Body camera video shows that when the deputy arrived outside Fortson’s door, he stood silently for 20 seconds outside and listened, but no voices inside are heard on his body camera.
He then pounded on the door, but didn’t identify himself. He then moved to the side of the door, about 5 feet away (1.5 meters). He waited 15 seconds before pounding on the door again. This time he yelled, “Sheriff’s office — open the door!” He again moved to the side.
Less then 10 seconds later, he moved back in front of the door and pounded again, announcing himself once more.
Fortson, 23, opened the door, his legally purchased gun in his right hand. It was at his side, pointing to the ground. 
The deputy said “Step back” then immediately began firing. Fortson fell backward onto the floor.
Only then did the deputy yell, “Drop the gun!”
The sheriff’s office in a statement said the investigation found that “Mr. Fortson did not make any hostile, attacking movements, and therefore, the former deputy’s use of deadly force was not objectively reasonable.”

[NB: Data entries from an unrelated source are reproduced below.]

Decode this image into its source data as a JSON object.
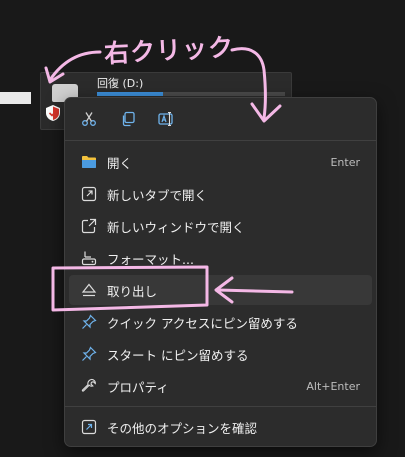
{
  "annotation": {
    "text": "右クリック",
    "color": "#f4b8e6"
  },
  "drive": {
    "label": "回復 (D:)",
    "usage_fraction": 0.35,
    "icon": "drive-icon"
  },
  "quick_actions": [
    {
      "name": "cut",
      "icon": "scissors-icon"
    },
    {
      "name": "copy",
      "icon": "copy-icon"
    },
    {
      "name": "rename",
      "icon": "rename-icon"
    }
  ],
  "menu": {
    "items": [
      {
        "label": "開く",
        "shortcut": "Enter",
        "icon": "folder-icon"
      },
      {
        "label": "新しいタブで開く",
        "shortcut": "",
        "icon": "open-new-tab-icon"
      },
      {
        "label": "新しいウィンドウで開く",
        "shortcut": "",
        "icon": "open-new-window-icon"
      },
      {
        "label": "フォーマット...",
        "shortcut": "",
        "icon": "format-icon"
      },
      {
        "label": "取り出し",
        "shortcut": "",
        "icon": "eject-icon"
      },
      {
        "label": "クイック アクセスにピン留めする",
        "shortcut": "",
        "icon": "pin-icon"
      },
      {
        "label": "スタート にピン留めする",
        "shortcut": "",
        "icon": "pin-icon"
      },
      {
        "label": "プロパティ",
        "shortcut": "Alt+Enter",
        "icon": "wrench-icon"
      },
      {
        "label": "その他のオプションを確認",
        "shortcut": "",
        "icon": "more-options-icon"
      }
    ]
  },
  "colors": {
    "accent": "#3b8ed8",
    "menu_bg": "#2c2c2c",
    "highlight_bg": "#383838"
  }
}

“This tragic incident should have never occurred,” Aden said in the statement. “The objective facts do not support the use of deadly force as an appropriate response to Mr. Fortson’s actions. Mr. Fortson did not commit any crime. By all accounts, he was an exceptional airman and individual.”
No phone number could be immediately found for Duran. Email and phone messages seeking comment from his attorney John Whitaker were not immediately returned.
According to a sheriff’s report, after the shooting when other deputies arrived to render aid, Duran walked into the breezeway outside the unit and struck a wall with his right fist, saying “F—.”
An investigator later asked him why he did that, and he said he thought that he was “about to get shot.”
“It was, um, just kind of letting out whatever, you know, built up emotion and frustration,” he said, according to the internal report. “It was just one of these things where, you know, as I’m standing there thinking I’m about to get shot, I’m about to die,” he said.
“Once said and done, it was just all the emotion going, ‘Oh my God, like just let it out,’” he said.
A criminal investigation by the Florida Department of Law Enforcement is ongoing.
The apartment where Fortson lived is about 8 miles (13 kilometers) from Hurlburt Field, where Fortson was assigned to the 4th Special Operations Squadron as a special missions aviator serving on an AC-130J Ghostrider gunship. One of his roles was to load the plane’s 30mm and 105mm cannons during battles. He earned an Air Medal with combat device, which is typically awarded after 20 flights in a combat zone or for conspicuous valor or achievement on a single mission.
He had no criminal record.
Sabu Williams, president of the Okaloosa County NAACP, applauded Aden’s action.
“We appreciate what the internal investigation has shown and what the sheriff has done to this point,” Williams told The Associated Press. “We don’t think this is the end of it, obviously.”
He said the NAACP has a good relationship with the Republican sheriff.
“Some of us may have wanted things to happen a lot quicker, but I know due diligence has to take place,” Williams said.
From 2003 through 2014 Duran served in the U.S. Army, with a military career that included a combat deployment to Iraq in 2008, according to the sheriff’s investigative report on the Fortson shooting.
He had worked in military intelligence, and then moved into military law enforcement. He received an honorable discharge, the report states.
After serving in the Army, Duran began a law enforcement career in Oklahoma, where he worked as a police officer and canine officer from 2015 to 2019. He also served as a fire marshal for the Altus, Oklahoma, fire department around 2016-2017, according to the report.
Duran joined the sheriff’s office in July 2019, but resigned two years later. He rejoined the sheriff’s office 11 months ago.